11 Ways to Improve Gas Turbine Fog System Performance

If you have one of the thousands of gas turbine inlet air fogging systems installed over the last 25 years then there is a good chance that you may need to upgrade your system to get it to run at peak performance and reduce maintenance costs.

Before upgrade                                             After upgrade

Maintenance is key to produce efficient and effective fogging. Older parts need to be replaced or repaired and obsolete technology needs to be upgraded. Demand for renewable energy production caused increased demand for peaking power. This means power plants need state-of-the-art fogging systems more than ever. Here are 11 crucial improvements to make to boost your gas turbine fog system performance:

Modern high-pressure pumps require much less maintenance than older pumps

1. Seal-flushed pumps

Demineralized water causes rapid pump seal wear, resulting in frequent maintenance requirements. Upgrading to seal-flushed pumps can extend the seal life to 6,000 hours or more by circulating re-mineralized water through the cavity between the high and low pressure seals.

2. Water lubricated pumps

Upgrading to water lubricated pumps offers many advantages. They can run up to 8,000 hours between rebuilds and eliminate the need to change pump crankcase oil every few thousand hours.

The addition of high pressure filters and automatic drain valves can reduce nozzle plugging

3. High pressure filters

Pump seal wear introduces small particles into high pressure pipes, which can result in frequent fog nozzle plugging. High pressure filters, installed downstream of the pumps, capture these particles and can greatly reduce fog nozzle maintenance.

4. Duct drainage systems

Duct drainage systems should be capable of removing any flowing or pooling water from the duct so un-atomized water is not suctioned into the compressor. Some early installations did not include properly designed drainage systems. Viewing windows, to allow visual inspection of fog nozzle manifolds or the conditions at the compressor inlet can also be installed.

Some early systems have nozzle manifolds that don’t cover the full cross section of the inlet duct

5. Fog nozzle reconditioning

Nozzles should be visually checked annually to ensure proper operation. Mee Industries offers a nozzle reconditioning service to keep nozzles in top shape. Nozzles that cannot be reconditioned are replaced with new nozzles. Some operators keep a spare set of nozzles. This way nozzles in need of service can be quickly replaced, even during a short outage, and returned for reconditioning.

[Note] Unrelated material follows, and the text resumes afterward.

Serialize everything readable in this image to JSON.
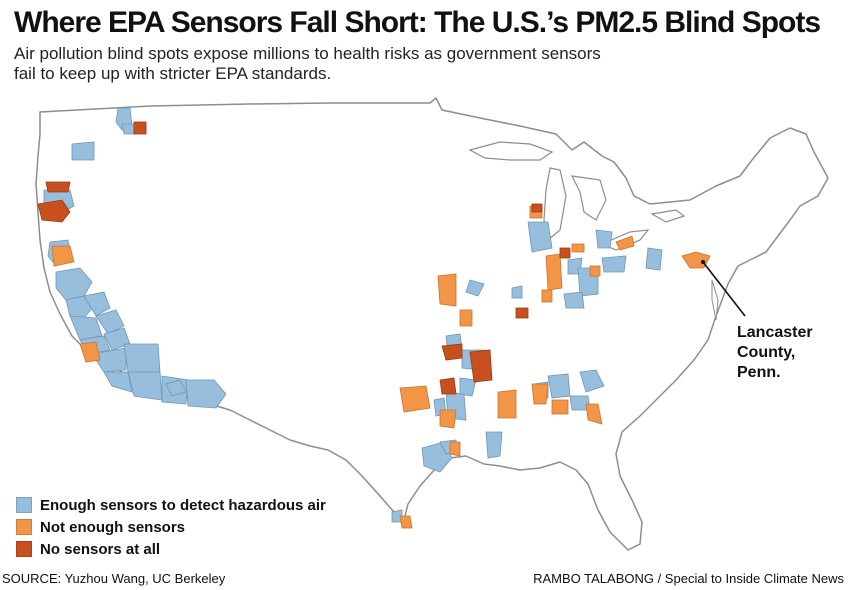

6. Correctly designed fog nozzle lines

It is important that nozzle lines distribute the fog nozzles across the entire airflow. If nozzles are not properly distributed some areas in the airflow can have more fog than can evaporate and other areas can have no fog. This can result in poor cooling performance, excess water accumulation on duct surfaces and temperature differences across the compressor inlet.

Upgrading old parts and technology means better performance and less regular maintenance

7. Stainless steel braided hoses

Replace old rubber hoses with high-quality stainless steel braided hoses and get maintenance-free operation for many years.

8. TIG welded nozzle adapters

In the early years of gas turbine fogging, fog nozzle adapters were often soldered or brazed onto the stainless steel fog lines. Over the years these joints have been known to fail. TIG welding creates a nozzle adapter joint that will last indefinitely.

Upgrading old parts and technology means better performance and less regular maintenance

9. Programmable logic controllers (PLCs)

Early fog systems often have PLCs that are no longer supported by the manufacturer, which makes reprogramming them impossible. MeeFog offers a PLC replacement that can be done in a few days in the field. Control software can then be upgraded.

10. Fogging at below base load

Early fog systems were designed to operate only when the gas turbine is above base load. If the gas turbine is often operated below base load this can be a problem. When the GT ramps up to base load, the fog starts and GT output spikes. To avoid this problem, the control software can be modified to allow for below base load operation of the fogging system.

Additional Wet Compression Power Boost

MeeFog wet compression skid

11. Wet compression for increased power boost

Wet compression consists of spraying more water into the inlet duct than can evaporate. The additional fog spray is carried by the airflow into the compressor where it evaporates and gives an intercooling effect. This reduces the work of compression so the turbine produces more power.

MeeFog has installed many wet compression systems on turbines ranging from aeroderivatives to modern F-Class turbines with fog flow rates of as much as 2.5% of the gas turbine air mass flow. Injecting 1% of the air mass flow as wet compression can produce a power boost of 5% or more, depending on the gas turbine.